Le plan que l'on devra suivre dans la première partie du jeu. Les écrans surchargés alternent avec des zones plus vides, ce qui donne un mélange déroutant et une impression d'inachevé tenace.

Le jeu, également, multiplie les séquences fastidieuses, à l'instar de ce téléphone demandant à rentrer des couleurs pour composer un numéro, ou de cette porte en forme de tête de clown qui demande de reproduire une très, très longue séquence d'actions pour être ouverte. Le jeu exige également de faire plusieurs aller-retours, n'offrant l'option de naviguer plus rapidement entre les différentes zones du jeu qu'assez tardivement, et ne la propose d'ailleurs que suite à une énigme facultative, qu'il est facile d'ignorer. La paresse est enfin poussée à son comble lorsque le jeu vous donne, après avoir résolu une seule énigme, trois objets importants à la suite, sans qu'on ait eu vraiment l'impression de les mériter.
On ne peut s'empêcher, une fois encore, de voir tout cela comme des pis-allers, comme des indices d'une aventure bien plus grande, hélas fauchée par un développement qui s'étirait trop aux goûts des éditeurs. On ne peut, du reste, qu'être dubitatif quant à ce choix, puisqu'en 1996, les jeux d'aventure de cet ordre faisaient déjà partie du passé : il aurait peut-être été plus sage de mener la chose convenablement à son terme. Quitte à ne pas rencontrer de succès, il aurait été intelligent de proposer le meilleur produit possible plutôt que de se précipiter vers un échec annoncé, et de viser ne serait-ce qu'une victoire à la Pyrrhus pour les générations futures.

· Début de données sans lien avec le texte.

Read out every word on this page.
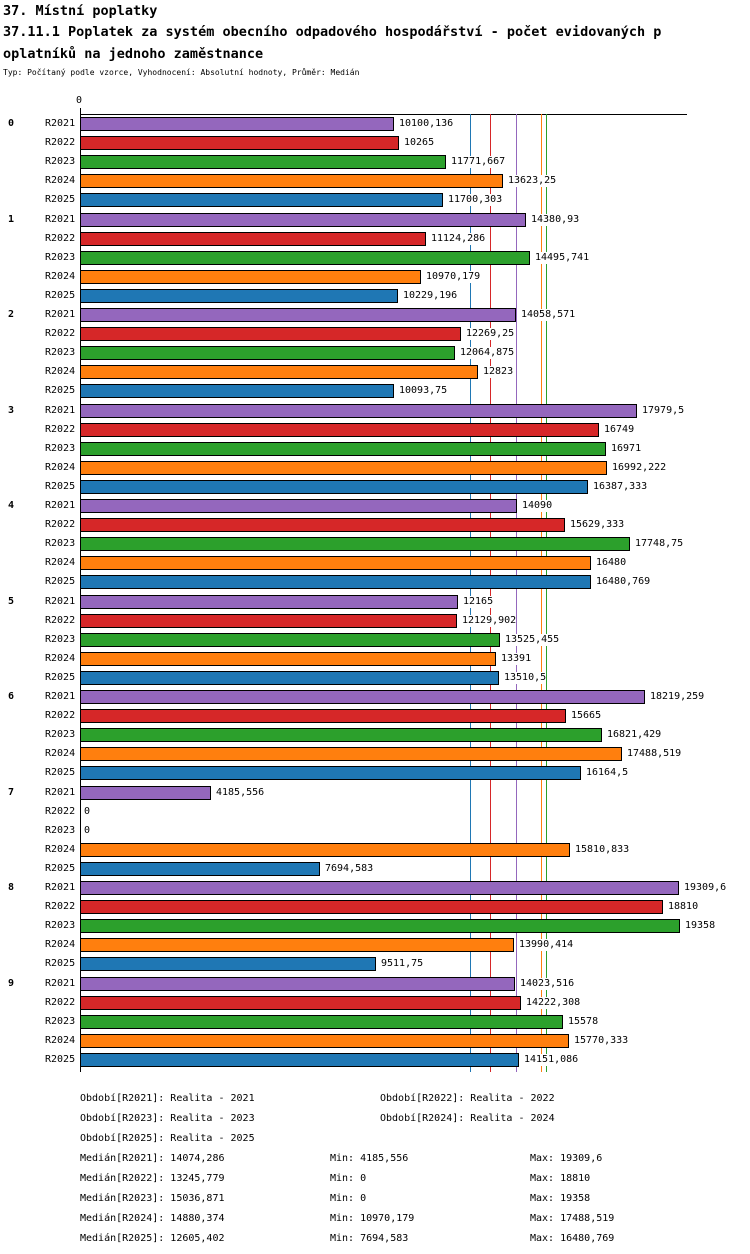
37. Místní poplatky
37.11.1 Poplatek za systém obecního odpadového hospodářství - počet evidovaných p
oplatníků na jednoho zaměstnance
Typ: Počítaný podle vzorce, Vyhodnocení: Absolutní hodnoty, Průměr: Medián
0
0	R2021	10100,136
R2022	10265
R2023	11771,667
R2024	13623,25
R2025	11700,303
1	R2021	14380,93
R2022	11124,286
R2023	14495,741
R2024	10970,179
R2025	10229,196
2	R2021	14058,571
R2022	12269,25
R2023	12064,875
R2024	12823
R2025	10093,75
3	R2021	17979,5
R2022	16749
R2023	16971
R2024	16992,222
R2025	16387,333
4	R2021	14090
R2022	15629,333
R2023	17748,75
R2024	16480
R2025	16480,769
5	R2021	12165
R2022	12129,902
R2023	13525,455
R2024	13391
R2025	13510,5
6	R2021	18219,259
R2022	15665
R2023	16821,429
R2024	17488,519
R2025	16164,5
7	R2021	4185,556
R2022 0
R2023 0
R2024	15810,833
R2025	7694,583
8	R2021	19309,6
R2022	18810
R2023	19358
R2024	13990,414
R2025	9511,75
9	R2021	14023,516
R2022	14222,308
R2023	15578
R2024	15770,333
R2025	14151,086
Období[R2021]: Realita - 2021	Období[R2022]: Realita - 2022
Období[R2023]: Realita - 2023	Období[R2024]: Realita - 2024
Období[R2025]: Realita - 2025
Medián[R2021]: 14074,286	Min: 4185,556	Max: 19309,6
Medián[R2022]: 13245,779	Min: 0	Max: 18810
Medián[R2023]: 15036,871	Min: 0	Max: 19358
Medián[R2024]: 14880,374	Min: 10970,179	Max: 17488,519
Medián[R2025]: 12605,402	Min: 7694,583	Max: 16480,769
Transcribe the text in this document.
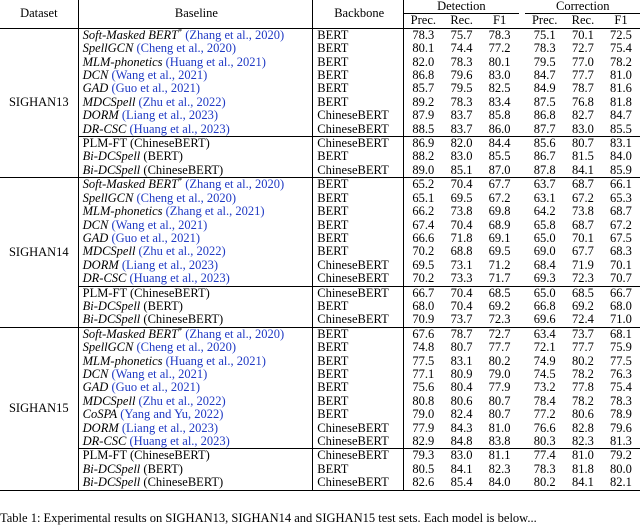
Dataset	Baseline	Backbone	Detection				Correction		
			Prec.	Rec.	F1		Prec.	Rec.	F1
SIGHAN13	Soft-Masked BERT* (Zhang et al., 2020)	BERT	78.3	75.7	78.3		75.1	70.1	72.5
	SpellGCN (Cheng et al., 2020)	BERT	80.1	74.4	77.2		78.3	72.7	75.4
	MLM-phonetics (Huang et al., 2021)	BERT	82.0	78.3	80.1		79.5	77.0	78.2
	DCN (Wang et al., 2021)	BERT	86.8	79.6	83.0		84.7	77.7	81.0
	GAD (Guo et al., 2021)	BERT	85.7	79.5	82.5		84.9	78.7	81.6
	MDCSpell (Zhu et al., 2022)	BERT	89.2	78.3	83.4		87.5	76.8	81.8
	DORM (Liang et al., 2023)	ChineseBERT	87.9	83.7	85.8		86.8	82.7	84.7
	DR-CSC (Huang et al., 2023)	ChineseBERT	88.5	83.7	86.0		87.7	83.0	85.5
	PLM-FT (ChineseBERT)	ChineseBERT	86.9	82.0	84.4		85.6	80.7	83.1
	Bi-DCSpell (BERT)	BERT	88.2	83.0	85.5		86.7	81.5	84.0
	Bi-DCSpell (ChineseBERT)	ChineseBERT	89.0	85.1	87.0		87.8	84.1	85.9
SIGHAN14	Soft-Masked BERT* (Zhang et al., 2020)	BERT	65.2	70.4	67.7		63.7	68.7	66.1
	SpellGCN (Cheng et al., 2020)	BERT	65.1	69.5	67.2		63.1	67.2	65.3
	MLM-phonetics (Zhang et al., 2021)	BERT	66.2	73.8	69.8		64.2	73.8	68.7
	DCN (Wang et al., 2021)	BERT	67.4	70.4	68.9		65.8	68.7	67.2
	GAD (Guo et al., 2021)	BERT	66.6	71.8	69.1		65.0	70.1	67.5
	MDCSpell (Zhu et al., 2022)	BERT	70.2	68.8	69.5		69.0	67.7	68.3
	DORM (Liang et al., 2023)	ChineseBERT	69.5	73.1	71.2		68.4	71.9	70.1
	DR-CSC (Huang et al., 2023)	ChineseBERT	70.2	73.3	71.7		69.3	72.3	70.7
	PLM-FT (ChineseBERT)	ChineseBERT	66.7	70.4	68.5		65.0	68.5	66.7
	Bi-DCSpell (BERT)	BERT	68.0	70.4	69.2		66.8	69.2	68.0
	Bi-DCSpell (ChineseBERT)	ChineseBERT	70.9	73.7	72.3		69.6	72.4	71.0
SIGHAN15	Soft-Masked BERT* (Zhang et al., 2020)	BERT	67.6	78.7	72.7		63.4	73.7	68.1
	SpellGCN (Cheng et al., 2020)	BERT	74.8	80.7	77.7		72.1	77.7	75.9
	MLM-phonetics (Huang et al., 2021)	BERT	77.5	83.1	80.2		74.9	80.2	77.5
	DCN (Wang et al., 2021)	BERT	77.1	80.9	79.0		74.5	78.2	76.3
	GAD (Guo et al., 2021)	BERT	75.6	80.4	77.9		73.2	77.8	75.4
	MDCSpell (Zhu et al., 2022)	BERT	80.8	80.6	80.7		78.4	78.2	78.3
	CoSPA (Yang and Yu, 2022)	BERT	79.0	82.4	80.7		77.2	80.6	78.9
	DORM (Liang et al., 2023)	ChineseBERT	77.9	84.3	81.0		76.6	82.8	79.6
	DR-CSC (Huang et al., 2023)	ChineseBERT	82.9	84.8	83.8		80.3	82.3	81.3
	PLM-FT (ChineseBERT)	ChineseBERT	79.3	83.0	81.1		77.4	81.0	79.2
	Bi-DCSpell (BERT)	BERT	80.5	84.1	82.3		78.3	81.8	80.0
	Bi-DCSpell (ChineseBERT)	ChineseBERT	82.6	85.4	84.0		80.2	84.1	82.1
Table 1: Experimental results on SIGHAN13, SIGHAN14 and SIGHAN15 test sets. Each model is below...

L'ouverture de la tête de clown est fastidieuse en diable. À droite, on peut voir au sol un demi-cercle qui laisse croire que le placard pivote pour mener à une autre zone : il n'y aura pourtant rien de tel dans le jeu, ce qui semble être la trace d'une quête non-incluse dans le produit fini.

Malgré, néanmoins, l'immense déception que peut représenter ce jeu, il est du génie qui sourd de tout cela. Voir Christopher Lloyd cabotiner en diable avec des personnages animés, au parler haut et à l'humour acide, est un plaisir réel ; et si la partie purement ludique est réduite à sa portion congrue, ce qui reste compose une sorte de long-métrage charmant qui ne trahit pas ses premières promesses.
Depuis quelques années, l'ancienne équipe de développement, ainsi qu'une brigade de fanatiques, cherche à redorer le blason de Toonstruck, ce nouveau projet prenant tantôt la forme d'une version haute-définition du jeu, tantôt la forme d'une séquelle. Le jeu étant proposé depuis 2015 en téléchargement sur Steam et GOG, il a su se faire connaître d'une nouvelle génération de joueurs et a depuis gagné une réputation certaine. On ne saurait évidemment prévoir ce qu'il adviendra de Toonstruck, mais quoi qu'il en soit, il mérite le coup d'œil, pour toutes ses qualités et tous ses défauts, comme une sorte de pastille temporelle d'une époque à présent révolue.

Certaines énigmes sont particulièrement complexes mais, heureusement, l'écriture et le jeu d'acteur valent largement le détour.